Mandarini in una udienza imperiale (secolo XIX) |
C’è un libro che ho letto molti anni or sono e dovrebbe trovarsi in Sicilia, tra i libri che conservo lì da quando – malato mio padre – ebbe inizio il mio ormai lungo andirivieni. Ne conservo tuttavia vivida l’impressione e posso parlarne a memoria. Si intitola L’Inferno degli esami e ne è autore uno storico giapponese, che pare abbia fatto propria la lezione dei francesi delle Annales, Ikisada Miyazaki. E’ stato tradotto nel 1990 per Bollati-Boringhieri. L’ambientazione è la Cina Imperiale, ove è durato all’incirca 1400 anni, dal 500 d.C. ai primi decenni del secolo scorso, un sistema di selezione dei quadri dirigenti attraverso il sistema degli esami. Pare che il perfezionamento della pratica si abbia intorno al 1600 e si ragiona – nel libro e altrove – dei rapporti con la Ratio studiorum dei gesuiti: deve essersi trattato di una influenza reciproca, un rapporto “dialettico”.
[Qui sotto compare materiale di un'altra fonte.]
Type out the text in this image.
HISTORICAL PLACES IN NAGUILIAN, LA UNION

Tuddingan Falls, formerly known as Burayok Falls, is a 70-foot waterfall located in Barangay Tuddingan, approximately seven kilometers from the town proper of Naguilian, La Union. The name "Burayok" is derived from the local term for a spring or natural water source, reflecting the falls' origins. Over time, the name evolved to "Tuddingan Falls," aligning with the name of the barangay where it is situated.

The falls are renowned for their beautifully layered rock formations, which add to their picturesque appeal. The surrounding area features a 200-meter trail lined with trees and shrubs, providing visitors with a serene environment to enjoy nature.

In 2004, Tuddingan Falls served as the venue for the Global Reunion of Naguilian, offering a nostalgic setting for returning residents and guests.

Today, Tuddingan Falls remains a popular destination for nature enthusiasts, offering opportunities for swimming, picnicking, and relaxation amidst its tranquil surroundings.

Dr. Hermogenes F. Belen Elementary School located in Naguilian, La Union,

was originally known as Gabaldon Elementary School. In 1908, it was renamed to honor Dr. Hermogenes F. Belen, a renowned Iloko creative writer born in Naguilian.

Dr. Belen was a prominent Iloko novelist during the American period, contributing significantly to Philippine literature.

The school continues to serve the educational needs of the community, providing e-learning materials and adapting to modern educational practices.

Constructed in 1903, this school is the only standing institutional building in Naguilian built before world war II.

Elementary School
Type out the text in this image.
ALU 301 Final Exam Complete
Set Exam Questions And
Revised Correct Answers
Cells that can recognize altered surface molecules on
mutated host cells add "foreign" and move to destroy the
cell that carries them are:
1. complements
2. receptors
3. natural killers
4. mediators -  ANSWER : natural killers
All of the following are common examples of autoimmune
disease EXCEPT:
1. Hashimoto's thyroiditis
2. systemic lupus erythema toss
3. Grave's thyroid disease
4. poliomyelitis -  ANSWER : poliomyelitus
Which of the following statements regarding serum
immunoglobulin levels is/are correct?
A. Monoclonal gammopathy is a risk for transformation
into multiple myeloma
Ciò che sorprende – leggendo il volumetto – è in primis la totale incongruità degli studi prescritti rispetto ai compiti dei “Mandarini” che superavano gli esami. Da una parte Confucio e Mencio, la complicatissima lingua ideografica, di cui si richiedeva una conoscenza minuta; dall’altra i ruoli amministrativi nel Celeste Impero. La teoria è che ad educare il funzionario non fosse ciò che s’era appreso, ma il fatto di aver appreso, la fatica durata nell’apprendere.
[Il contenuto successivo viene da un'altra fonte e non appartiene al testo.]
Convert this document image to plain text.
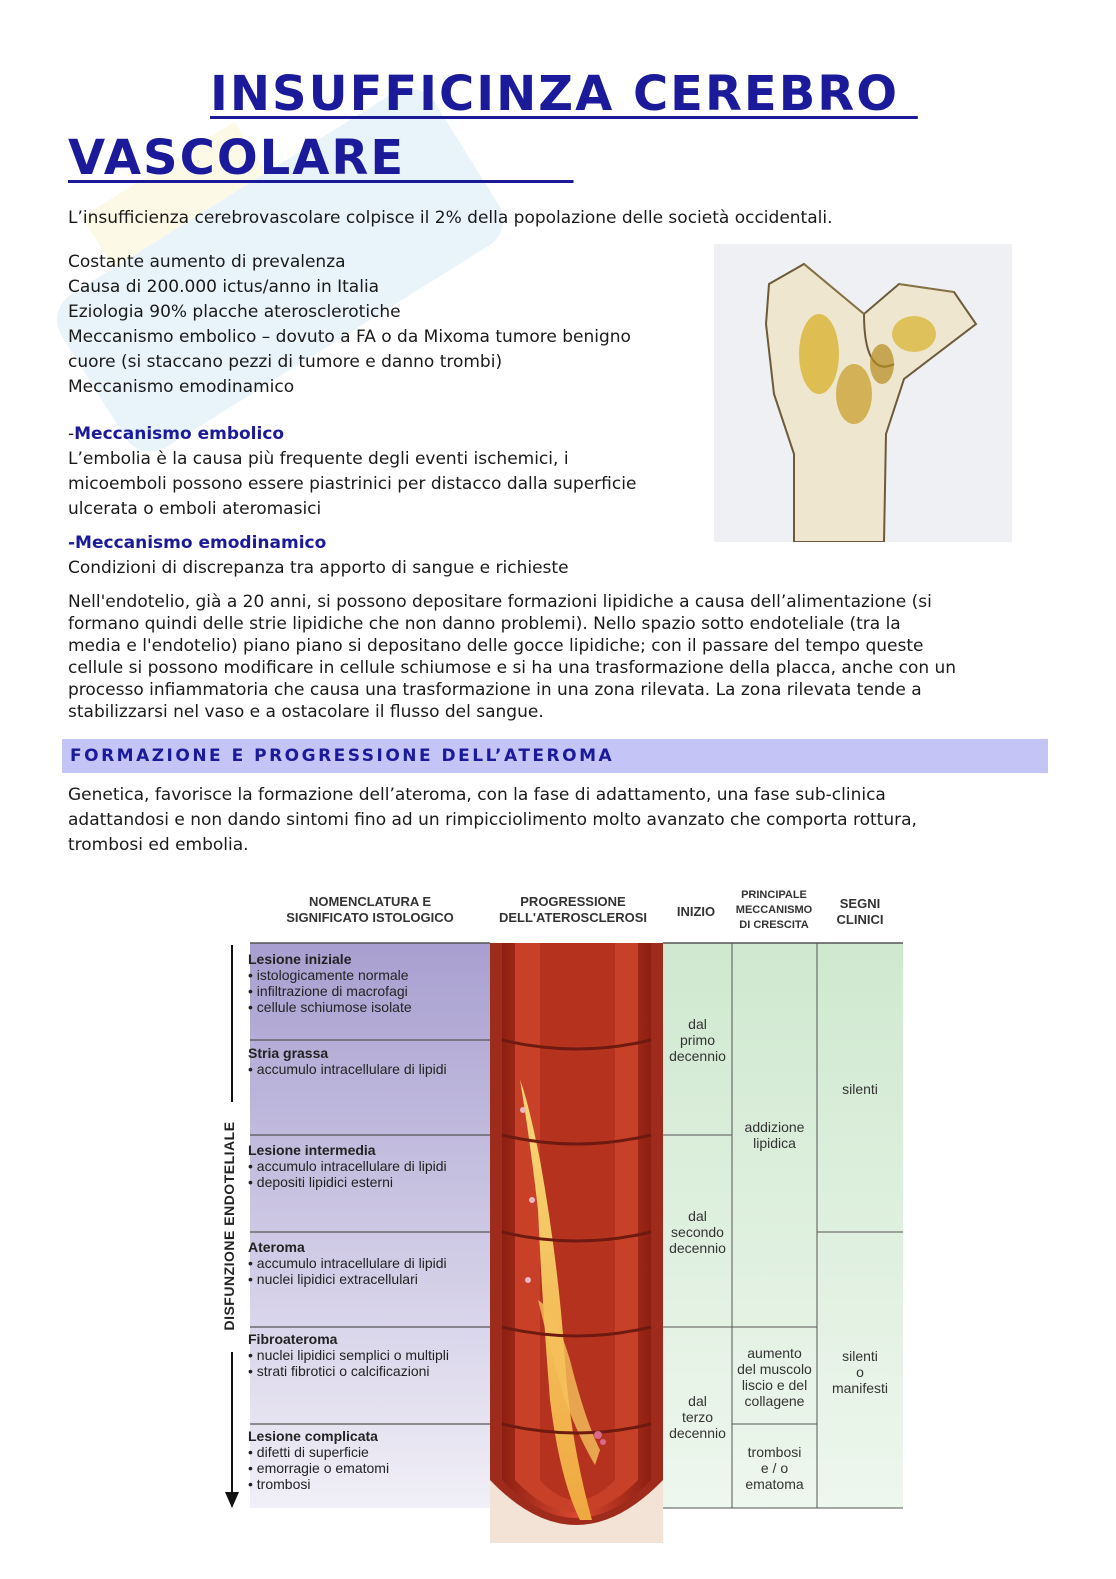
INSUFFICINZA CEREBRO
VASCOLARE
L’insufficienza cerebrovascolare colpisce il 2% della popolazione delle società occidentali.
Costante aumento di prevalenza
Causa di 200.000 ictus/anno in Italia
Eziologia 90% placche aterosclerotiche
Meccanismo embolico – dovuto a FA o da Mixoma tumore benigno
cuore (si staccano pezzi di tumore e danno trombi)
Meccanismo emodinamico
-Meccanismo embolico
L’embolia è la causa più frequente degli eventi ischemici, i
micoemboli possono essere piastrinici per distacco dalla superficie
ulcerata o emboli ateromasici
-Meccanismo emodinamico
Condizioni di discrepanza tra apporto di sangue e richieste
Nell'endotelio, già a 20 anni, si possono depositare formazioni lipidiche a causa dell’alimentazione (si
formano quindi delle strie lipidiche che non danno problemi). Nello spazio sotto endoteliale (tra la
media e l'endotelio) piano piano si depositano delle gocce lipidiche; con il passare del tempo queste
cellule si possono modificare in cellule schiumose e si ha una trasformazione della placca, anche con un
processo infiammatoria che causa una trasformazione in una zona rilevata. La zona rilevata tende a
stabilizzarsi nel vaso e a ostacolare il flusso del sangue.
FORMAZIONE E PROGRESSIONE DELL’ATEROMA
Genetica, favorisce la formazione dell’ateroma, con la fase di adattamento, una fase sub-clinica
adattandosi e non dando sintomi fino ad un rimpicciolimento molto avanzato che comporta rottura,
trombosi ed embolia.
NOMENCLATURA E
SIGNIFICATO ISTOLOGICO
PROGRESSIONE
DELL'ATEROSCLEROSI	INIZIO
PRINCIPALE
MECCANISMO
DI CRESCITA
SEGNI
CLINICI
DISFUNZIONE ENDOTELIALE
Lesione iniziale
• istologicamente normale
• infiltrazione di macrofagi
• cellule schiumose isolate
Stria grassa
• accumulo intracellulare di lipidi
Lesione intermedia
• accumulo intracellulare di lipidi
• depositi lipidici esterni
Ateroma
• accumulo intracellulare di lipidi
• nuclei lipidici extracellulari
Fibroateroma
• nuclei lipidici semplici o multipli
• strati fibrotici o calcificazioni
Lesione complicata
• difetti di superficie
• emorragie o ematomi
• trombosi
dal
primo
decennio
dal
secondo
decennio
dal
terzo
decennio
addizione
lipidica
aumento
del muscolo
liscio e del
collagene
trombosi
e / o
ematoma
silenti
silenti
o
manifesti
Gli esami, di tre livelli (distrettuali provinciali e nazionali), se non ricordo male in molte località si svolgevano in una sorta di quartiere chiuso, onde impedire ogni tipi di aiuto esterno. La correzione era rigorosamente anonima. La prassi, oltre a garantire una certa mobilità sociale contro le incrostazioni di tipo feudale, aveva altre conseguenze sociali: per esempio esisteva la categoria dello studente a vita.
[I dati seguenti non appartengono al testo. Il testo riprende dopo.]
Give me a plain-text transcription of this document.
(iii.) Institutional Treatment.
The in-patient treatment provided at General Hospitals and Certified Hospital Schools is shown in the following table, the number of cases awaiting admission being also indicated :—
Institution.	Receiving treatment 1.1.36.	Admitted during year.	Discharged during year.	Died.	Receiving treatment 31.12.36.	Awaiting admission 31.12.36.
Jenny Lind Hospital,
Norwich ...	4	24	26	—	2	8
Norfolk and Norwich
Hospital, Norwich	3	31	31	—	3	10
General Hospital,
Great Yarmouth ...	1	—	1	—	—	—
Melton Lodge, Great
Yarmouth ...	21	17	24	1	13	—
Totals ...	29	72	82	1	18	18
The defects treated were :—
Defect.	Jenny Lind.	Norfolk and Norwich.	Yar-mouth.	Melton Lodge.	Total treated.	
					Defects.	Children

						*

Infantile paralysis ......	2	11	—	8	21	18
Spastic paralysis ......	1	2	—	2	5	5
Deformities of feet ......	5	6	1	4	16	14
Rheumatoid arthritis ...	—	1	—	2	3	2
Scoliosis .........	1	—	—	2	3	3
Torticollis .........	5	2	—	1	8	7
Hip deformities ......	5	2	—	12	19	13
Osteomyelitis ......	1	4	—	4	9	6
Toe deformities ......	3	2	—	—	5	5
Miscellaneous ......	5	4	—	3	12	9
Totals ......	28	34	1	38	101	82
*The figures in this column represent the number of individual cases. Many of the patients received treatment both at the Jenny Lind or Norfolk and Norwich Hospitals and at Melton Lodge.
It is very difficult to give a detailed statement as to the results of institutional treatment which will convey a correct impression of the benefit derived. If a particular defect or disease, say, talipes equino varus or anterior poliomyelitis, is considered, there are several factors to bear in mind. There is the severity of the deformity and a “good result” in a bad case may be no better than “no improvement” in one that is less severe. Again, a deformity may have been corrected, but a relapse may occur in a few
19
Preparare l’esame era spesso fonte di malesseri e di incubi: non di rado lo studente aveva visioni di fantasmi. Ma il superamento degli esami, annunciato da un cartello dorato coi nomi dei vincitori, era considerato una grandissima felicità. Una poesiola-proverbio cinese che ho ritrovato in un vecchio numero de “la talpa” de “il manifesto” (Infanzia di un capo – 29 marzo 1990) così enumera le gioie fondamentali della vita: “Una dolce pioggia dopo una lunga siccità / L’incontro di un vecchio amico in uno strano posto./ La notte del matrimonio nella camera nuziale. / La vista del proprio nome sul cartello dorato”.
Resta una domanda a cui io non so rispondere, ma a cui forse c’è risposta facile per i mediamente informati. Esiste una sorta di continuità tra l’antico sistema degli esami e la selezione dei quadri nel partito-stato Pcc? I dirigenti della Cina attuale vengono da una formazione di tipo mandarinale? Mao Tsetung negli anni Cinquanta del Novecento vide questo rischio e lo denunciò. Negli anni Sessanta scatenò la Rivoluzione Culturale come fermento e movimento in cui dovevano formarsi i “continuatori della causa rivoluzionaria” così come la Lunga Marcia aveva forgiato la prima classe dirigente comunista. Ma Mao – dopo iniziali successi – dovette ripiegare e morì sconfitto.